Infuence: The New ROI of Social Media

ROI (Return on Investment) has always been a challenging analytic to gather.  In traditional marketing, the questions are: How effective is the ad?  Are people paying attention to it?  Are we driving business from it?  Are we successfully building a brand?  Companies have striven to answer these questions by using tracking mechanisms, ie. coupons, or “mention where you saw this ad and get a discount.”  These numbers do not give a true reflection of the success of a marketing campaign.  Marketing companies have been studying the effectiveness, and measurable ways to gauge marketing campaigns.  Gauging the ROI of social media has proved to be an even bigger hurtle.  Because the industry is still in its early adoption phase, the people who invest in it really want to see tangible ROI. As social media professionals, we are having to redefine the meaning of this term and how it applies to business.
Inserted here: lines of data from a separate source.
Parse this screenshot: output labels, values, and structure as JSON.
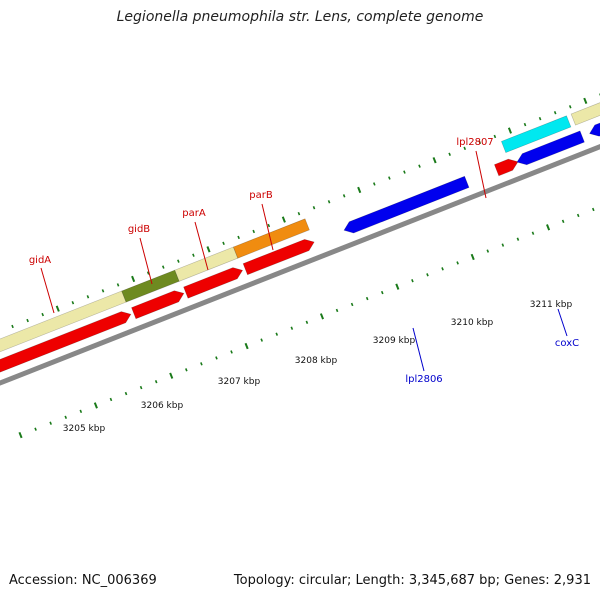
{
  "title": "Legionella pneumophila str. Lens, complete genome",
  "footer": {
    "accession": "Accession: NC_006369",
    "summary": "Topology: circular; Length: 3,345,687 bp; Genes: 2,931"
  },
  "ticks": [
    {
      "label": "3205 kbp"
    },
    {
      "label": "3206 kbp"
    },
    {
      "label": "3207 kbp"
    },
    {
      "label": "3208 kbp"
    },
    {
      "label": "3209 kbp"
    },
    {
      "label": "3210 kbp"
    },
    {
      "label": "3211 kbp"
    }
  ],
  "gene_labels": [
    {
      "name": "gidA",
      "color": "#cc0000"
    },
    {
      "name": "gidB",
      "color": "#cc0000"
    },
    {
      "name": "parA",
      "color": "#cc0000"
    },
    {
      "name": "parB",
      "color": "#cc0000"
    },
    {
      "name": "lpl2807",
      "color": "#cc0000"
    },
    {
      "name": "lpl2806",
      "color": "#0000cc"
    },
    {
      "name": "coxC",
      "color": "#0000cc"
    }
  ],
  "colors": {
    "forward_cds": "#ee0000",
    "reverse_cds": "#0000ee",
    "backbone": "#888888",
    "tick": "#1a7a1a",
    "cog_pale": "#ece8a8",
    "cog_olive": "#6e8a20",
    "cog_orange": "#f08c10",
    "cog_cyan": "#00e8f0"
  }
}
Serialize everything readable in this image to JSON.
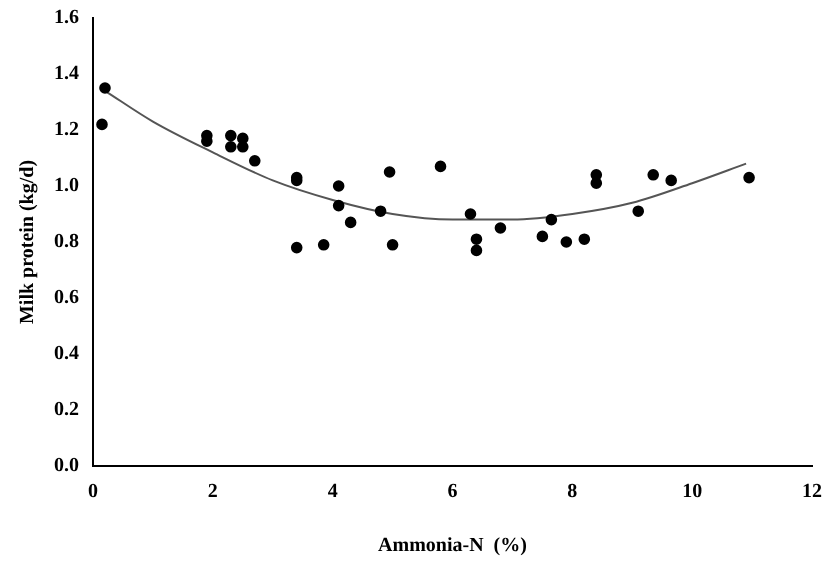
{
  "chart_data": {
    "type": "scatter",
    "xlabel": "Ammonia-N  (%)",
    "ylabel": "Milk protein (kg/d)",
    "xlim": [
      0,
      12
    ],
    "xticks": [
      0,
      2,
      4,
      6,
      8,
      10,
      12
    ],
    "ylim": [
      0,
      1.6
    ],
    "yticks": [
      {
        "value": 0,
        "label": "0.0"
      },
      {
        "value": 0.2,
        "label": "0.2"
      },
      {
        "value": 0.4,
        "label": "0.4"
      },
      {
        "value": 0.6,
        "label": "0.6"
      },
      {
        "value": 0.8,
        "label": "0.8"
      },
      {
        "value": 1,
        "label": "1.0"
      },
      {
        "value": 1.2,
        "label": "1.2"
      },
      {
        "value": 1.4,
        "label": "1.4"
      },
      {
        "value": 1.6,
        "label": "1.6"
      }
    ],
    "grid": false,
    "legend": false,
    "marker": "circle",
    "series": [
      {
        "type": "scatter",
        "color": "#000000",
        "x": [
          0.15,
          0.2,
          1.9,
          1.9,
          2.3,
          2.3,
          2.5,
          2.5,
          2.7,
          3.4,
          3.4,
          3.4,
          3.85,
          4.1,
          4.1,
          4.3,
          4.8,
          4.95,
          5.0,
          5.8,
          6.3,
          6.4,
          6.4,
          6.8,
          7.5,
          7.65,
          7.9,
          8.2,
          8.4,
          8.4,
          9.1,
          9.35,
          9.65,
          10.95
        ],
        "values": [
          1.22,
          1.35,
          1.18,
          1.16,
          1.18,
          1.14,
          1.17,
          1.14,
          1.09,
          1.03,
          1.02,
          0.78,
          0.79,
          1.0,
          0.93,
          0.87,
          0.91,
          1.05,
          0.79,
          1.07,
          0.9,
          0.81,
          0.77,
          0.85,
          0.82,
          0.88,
          0.8,
          0.81,
          1.04,
          1.01,
          0.91,
          1.04,
          1.02,
          1.03
        ]
      },
      {
        "type": "line",
        "color": "#555555",
        "line_style": "solid",
        "marker": "none",
        "x": [
          0.2,
          1,
          2,
          3,
          4,
          5,
          6,
          7,
          8,
          9,
          10,
          10.9
        ],
        "values": [
          1.34,
          1.23,
          1.12,
          1.02,
          0.95,
          0.9,
          0.88,
          0.88,
          0.9,
          0.94,
          1.01,
          1.08
        ]
      }
    ]
  }
}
The classic line is that social media is about relationships.  This is still true, but how do we measure those relationships?

The primary set of metrics start with  scope of your network. This is a misconception. It is not the size that matters, it is the relevance.  Your audience needs to be relevant to your goals.  You want an audience that will buy, support, and promote your interests. Otherwise you simply have a large audience who isn’t paying attention. It is the Law of Attraction, like attracts like.
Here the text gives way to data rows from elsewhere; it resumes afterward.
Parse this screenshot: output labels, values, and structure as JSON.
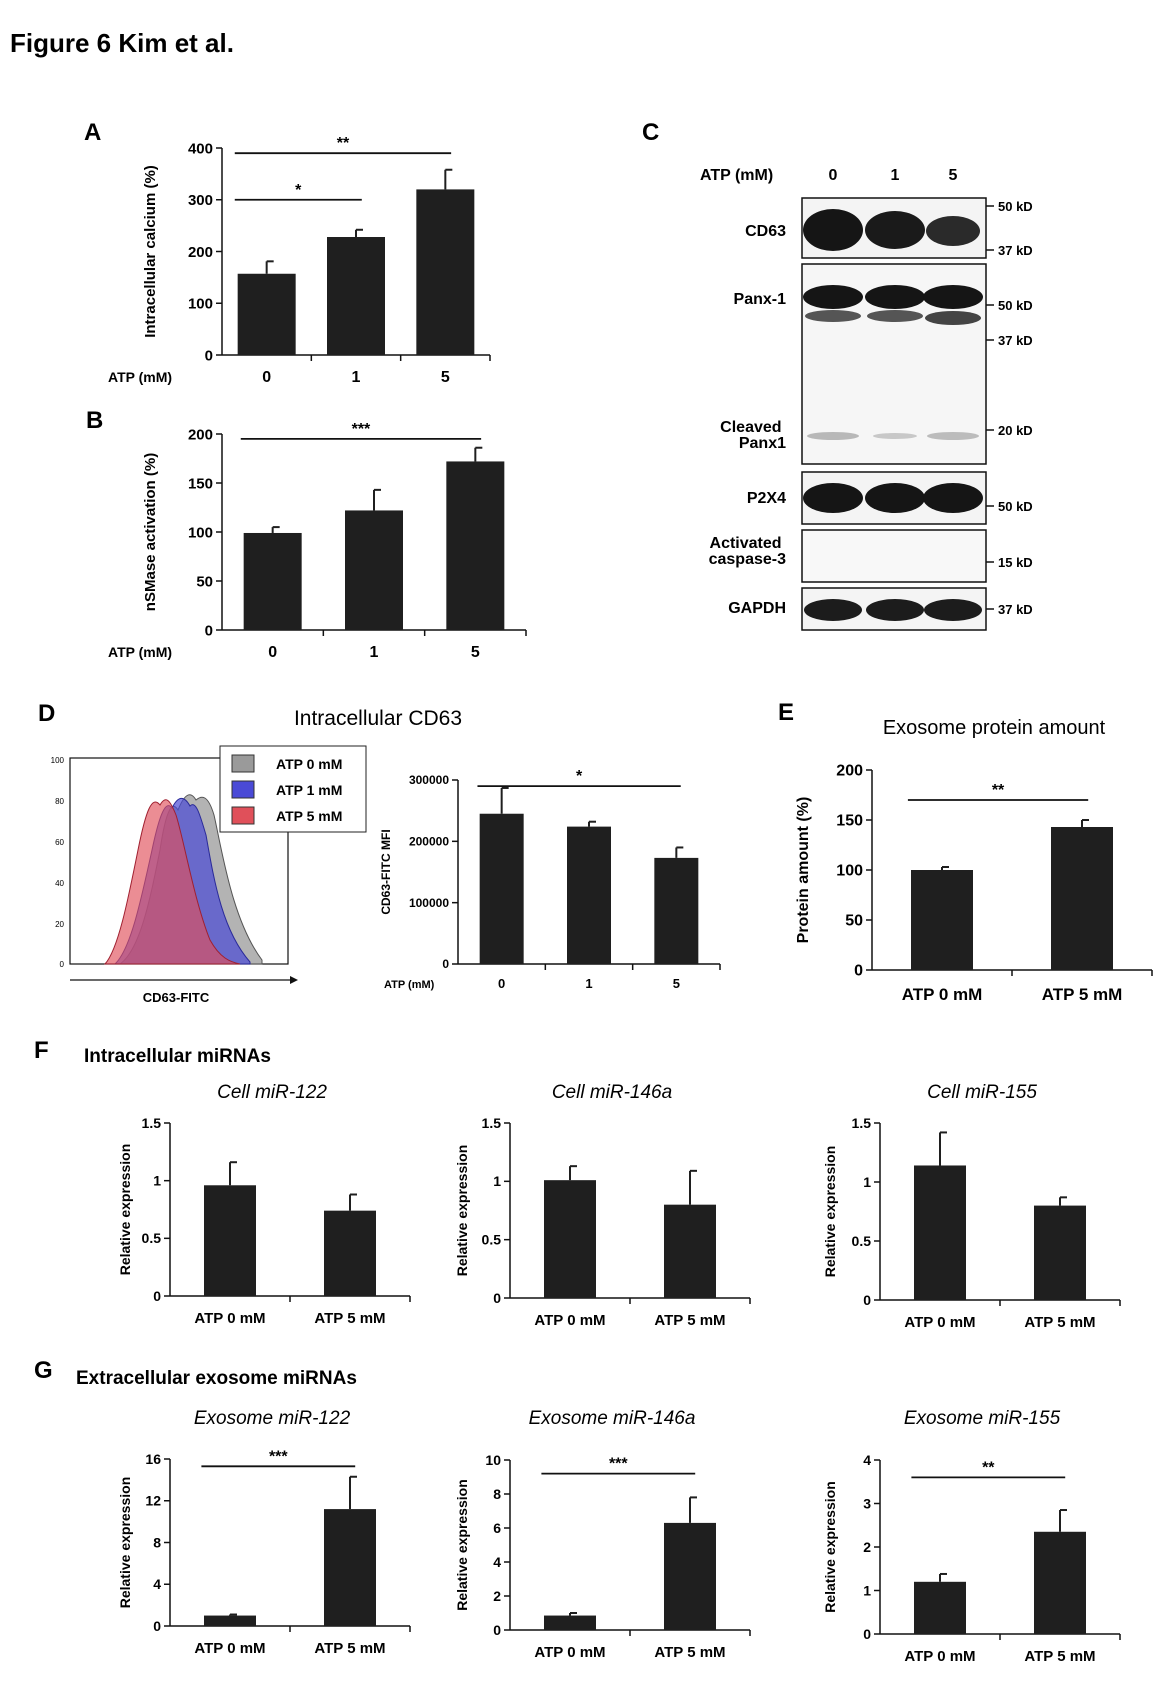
{
  "figure_title": "Figure 6 Kim et al.",
  "colors": {
    "bar": "#1f1f1f",
    "axis": "#111111",
    "hist_gray": "#9a9a9a",
    "hist_blue": "#4a4ad6",
    "hist_red": "#e0505a"
  },
  "chart_data": [
    {
      "id": "A",
      "panel": "A",
      "type": "bar",
      "categories": [
        "0",
        "1",
        "5"
      ],
      "values": [
        157,
        228,
        320
      ],
      "errors": [
        24,
        14,
        38
      ],
      "ylabel": "Intracellular calcium (%)",
      "xlabel": "ATP (mM)",
      "ylim": [
        0,
        400
      ],
      "ticks": [
        0,
        100,
        200,
        300,
        400
      ],
      "title": "",
      "sig": [
        {
          "from": 0,
          "to": 1,
          "y": 300,
          "label": "*"
        },
        {
          "from": 0,
          "to": 2,
          "y": 390,
          "label": "**"
        }
      ]
    },
    {
      "id": "B",
      "panel": "B",
      "type": "bar",
      "categories": [
        "0",
        "1",
        "5"
      ],
      "values": [
        99,
        122,
        172
      ],
      "errors": [
        6,
        21,
        14
      ],
      "ylabel": "nSMase activation (%)",
      "xlabel": "ATP (mM)",
      "ylim": [
        0,
        200
      ],
      "ticks": [
        0,
        50,
        100,
        150,
        200
      ],
      "title": "",
      "sig": [
        {
          "from": 0,
          "to": 2,
          "y": 195,
          "label": "***"
        }
      ]
    },
    {
      "id": "D",
      "type": "bar",
      "categories": [
        "0",
        "1",
        "5"
      ],
      "values": [
        245000,
        224000,
        173000
      ],
      "errors": [
        42000,
        8000,
        17000
      ],
      "ylabel": "CD63-FITC MFI",
      "xlabel": "ATP (mM)",
      "ylim": [
        0,
        300000
      ],
      "ticks": [
        0,
        100000,
        200000,
        300000
      ],
      "title": "",
      "sig": [
        {
          "from": 0,
          "to": 2,
          "y": 290000,
          "label": "*"
        }
      ]
    },
    {
      "id": "E",
      "panel": "E",
      "type": "bar",
      "categories": [
        "ATP 0 mM",
        "ATP 5 mM"
      ],
      "values": [
        100,
        143
      ],
      "errors": [
        3,
        7
      ],
      "ylabel": "Protein amount (%)",
      "xlabel": "",
      "ylim": [
        0,
        200
      ],
      "ticks": [
        0,
        50,
        100,
        150,
        200
      ],
      "title": "Exosome protein amount",
      "sig": [
        {
          "from": 0,
          "to": 1,
          "y": 170,
          "label": "**"
        }
      ]
    },
    {
      "id": "F1",
      "panel": "F",
      "type": "bar",
      "categories": [
        "ATP 0 mM",
        "ATP 5 mM"
      ],
      "values": [
        0.96,
        0.74
      ],
      "errors": [
        0.2,
        0.14
      ],
      "ylabel": "Relative expression",
      "xlabel": "",
      "ylim": [
        0,
        1.5
      ],
      "ticks": [
        0,
        0.5,
        1,
        1.5
      ],
      "title": "Cell miR-122",
      "sig": []
    },
    {
      "id": "F2",
      "type": "bar",
      "categories": [
        "ATP 0 mM",
        "ATP 5 mM"
      ],
      "values": [
        1.01,
        0.8
      ],
      "errors": [
        0.12,
        0.29
      ],
      "ylabel": "Relative expression",
      "xlabel": "",
      "ylim": [
        0,
        1.5
      ],
      "ticks": [
        0,
        0.5,
        1,
        1.5
      ],
      "title": "Cell  miR-146a",
      "sig": []
    },
    {
      "id": "F3",
      "type": "bar",
      "categories": [
        "ATP 0 mM",
        "ATP 5 mM"
      ],
      "values": [
        1.14,
        0.8
      ],
      "errors": [
        0.28,
        0.07
      ],
      "ylabel": "Relative expression",
      "xlabel": "",
      "ylim": [
        0,
        1.5
      ],
      "ticks": [
        0,
        0.5,
        1,
        1.5
      ],
      "title": "Cell miR-155",
      "sig": []
    },
    {
      "id": "G1",
      "panel": "G",
      "type": "bar",
      "categories": [
        "ATP 0 mM",
        "ATP 5 mM"
      ],
      "values": [
        1.0,
        11.2
      ],
      "errors": [
        0.1,
        3.1
      ],
      "ylabel": "Relative expression",
      "xlabel": "",
      "ylim": [
        0,
        16
      ],
      "ticks": [
        0,
        4,
        8,
        12,
        16
      ],
      "title": "Exosome miR-122",
      "sig": [
        {
          "from": 0,
          "to": 1,
          "y": 15.3,
          "label": "***"
        }
      ]
    },
    {
      "id": "G2",
      "type": "bar",
      "categories": [
        "ATP 0 mM",
        "ATP 5 mM"
      ],
      "values": [
        0.85,
        6.3
      ],
      "errors": [
        0.15,
        1.5
      ],
      "ylabel": "Relative expression",
      "xlabel": "",
      "ylim": [
        0,
        10
      ],
      "ticks": [
        0,
        2,
        4,
        6,
        8,
        10
      ],
      "title": "Exosome  miR-146a",
      "sig": [
        {
          "from": 0,
          "to": 1,
          "y": 9.2,
          "label": "***"
        }
      ]
    },
    {
      "id": "G3",
      "type": "bar",
      "categories": [
        "ATP 0 mM",
        "ATP 5 mM"
      ],
      "values": [
        1.2,
        2.35
      ],
      "errors": [
        0.18,
        0.5
      ],
      "ylabel": "Relative expression",
      "xlabel": "",
      "ylim": [
        0,
        4
      ],
      "ticks": [
        0,
        1,
        2,
        3,
        4
      ],
      "title": "Exosome miR-155",
      "sig": [
        {
          "from": 0,
          "to": 1,
          "y": 3.6,
          "label": "**"
        }
      ]
    }
  ],
  "panel_c": {
    "letter": "C",
    "atp_label": "ATP (mM)",
    "lanes": [
      "0",
      "1",
      "5"
    ],
    "bands": [
      "CD63",
      "Panx-1",
      "Cleaved\nPanx1",
      "P2X4",
      "Activated\ncaspase-3",
      "GAPDH"
    ],
    "markers": [
      "50 kD",
      "37 kD",
      "50 kD",
      "37 kD",
      "20 kD",
      "50 kD",
      "15 kD",
      "37 kD"
    ]
  },
  "panel_d": {
    "letter": "D",
    "title": "Intracellular CD63",
    "x_label": "CD63-FITC",
    "y_ticks": [
      "100",
      "80",
      "60",
      "40",
      "20",
      "0"
    ],
    "legend": [
      "ATP 0 mM",
      "ATP 1 mM",
      "ATP 5 mM"
    ]
  },
  "section_f_title": "Intracellular miRNAs",
  "section_g_title": "Extracellular exosome miRNAs"
}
Influence is probably the most significant metric.  Influence means that you have a target audience that not only cares about what you have to say, but reaches out to you, and to others on your behalf.  This starts with interactions. This starts with the “like” button and grows into your friends/fans/followers go out of their way to comment on something you posted, write on your wall or re-tweet your post.  Next comes communication, where you forge an inter-personal relationship with your audience.  You are dialoguing with them, which means you have become more than a talking head. You are now a real person.  Lastly comes the viral marketing. Your audience is spreading the word about you, or your message, on your behalf.  They tell their friends about you, they encourage others to support or friend you, they respond independently to a call to action.  Once all these things come together, you have become a profile/page of influence.

Aliza Sherman just wrote a blog giving some new terms for measuring social media marketing efforts.  She does a great job at breaking down the steps below.

  1. Attraction
  2. Participation
  3. Interactions
  4. Action
  5. Transformation
  6. Transaction

Her definitions for 2-6 are subheadings under Influence, they are the steps to the goal. It could be rewritten like this.

  1. Attraction
  2. Influence
    1. Participation
    2. Interactions
    3. Action
    4. Transformation
    5. Transaction

Ultimately understanding the steps to influence are what will deliver influence.  But the ultimate ROI is in achieving influence.  Do you have it?